The Cost of Irreproducible Research

Half of basic science studies cannot be replicated, according to a new analysis—to the tune of $28 billion a year in the U.S.

Jun 10, 2015
Kerry Grens

PIXABAY, OPENCLIPARTVECTORSJust about half of all basic life science research is flawed to the point that it cannot be replicated, according to an analysis published in PLOS Biology yesterday (June 9). These “irreproducible” studies end up costing around $28 billion annually in the U.S.

“While false positives are an inevitable part of scientific research, our study shows that the current level of irreproducibility in preclinical research is very costly,” study coauthor Timothy Simcoe, an economist at the US Council of Economic Advisors, said in a press release.

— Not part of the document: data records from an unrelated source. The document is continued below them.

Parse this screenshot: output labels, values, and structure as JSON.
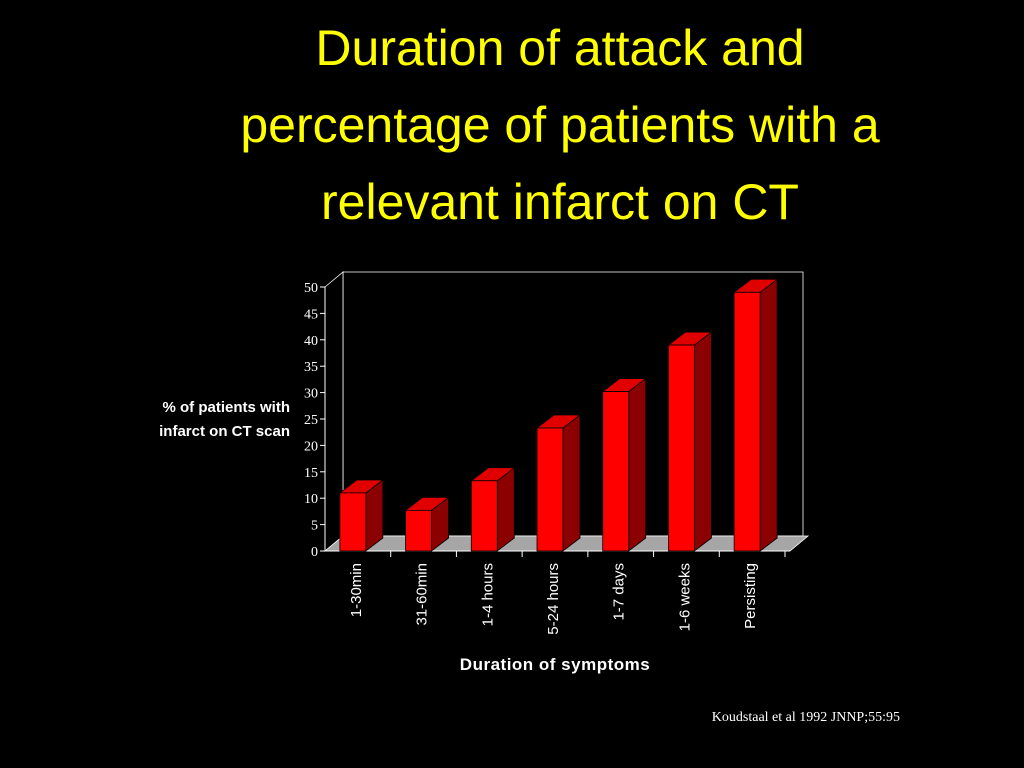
{
  "slide": {
    "title_lines": [
      "Duration of attack and",
      "percentage of patients with a",
      "relevant infarct on CT"
    ],
    "citation": "Koudstaal et al 1992 JNNP;55:95"
  },
  "chart_data": {
    "type": "bar",
    "categories": [
      "1-30min",
      "31-60min",
      "1-4 hours",
      "5-24 hours",
      "1-7 days",
      "1-6 weeks",
      "Persisting"
    ],
    "values": [
      11,
      7.7,
      13.3,
      23.3,
      30.2,
      39,
      49
    ],
    "ylabel_lines": [
      "% of patients with",
      "infarct on CT scan"
    ],
    "xlabel": "Duration of symptoms",
    "ylim": [
      0,
      50
    ],
    "yticks": [
      "0",
      "5",
      "10",
      "15",
      "20",
      "25",
      "30",
      "35",
      "40",
      "45",
      "50"
    ],
    "style": "3d",
    "grid": false,
    "legend": "none",
    "colors": {
      "bar_front": "#ff0000",
      "bar_side": "#8b0000",
      "bar_top": "#e00000",
      "floor": "#a6a6a6",
      "walls": "#000000",
      "axis_text": "#ffffff",
      "title": "#ffff00"
    }
  }
}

The analysts used previous estimates of irreproducibility to arrive at their number. Poor quality reagents and materials were the biggest cause of flaws in experiments, mucking up more than one third of preclinical studies, the team found. Poor study design and insufficient analysis or reporting each afflicted a little more than a quarter of studies, while improper laboratory protocols took down one out of every 10 studies. “The four categories are decent, but the estimates are off,” John Ioannidis, a Stanford University epidemiologist, told Nature News. “I would put a much higher rate on the data analysis and reporting component.”

Ferric Fang, a microbiologist at the University of Washington, told ScienceInsider that the analysis may not be accurate. “To suggest that 50% of research dollars are being wasted is ridiculous and unhelpful,” he said.

The authors acknowledged limitations in their analysis. “Our primary goal here is not to pinpoint the exact reproducibility rate but rather to identify root causes of the problem and develop a framework to address the highest priorities,” coauthor Leonard Freedman of the Global Biological Standards Institute said in the press release. He and his colleagues have offered a number of ideas to help address the problem, including having funders require training programs in good study design as well as evidence of reagent validation.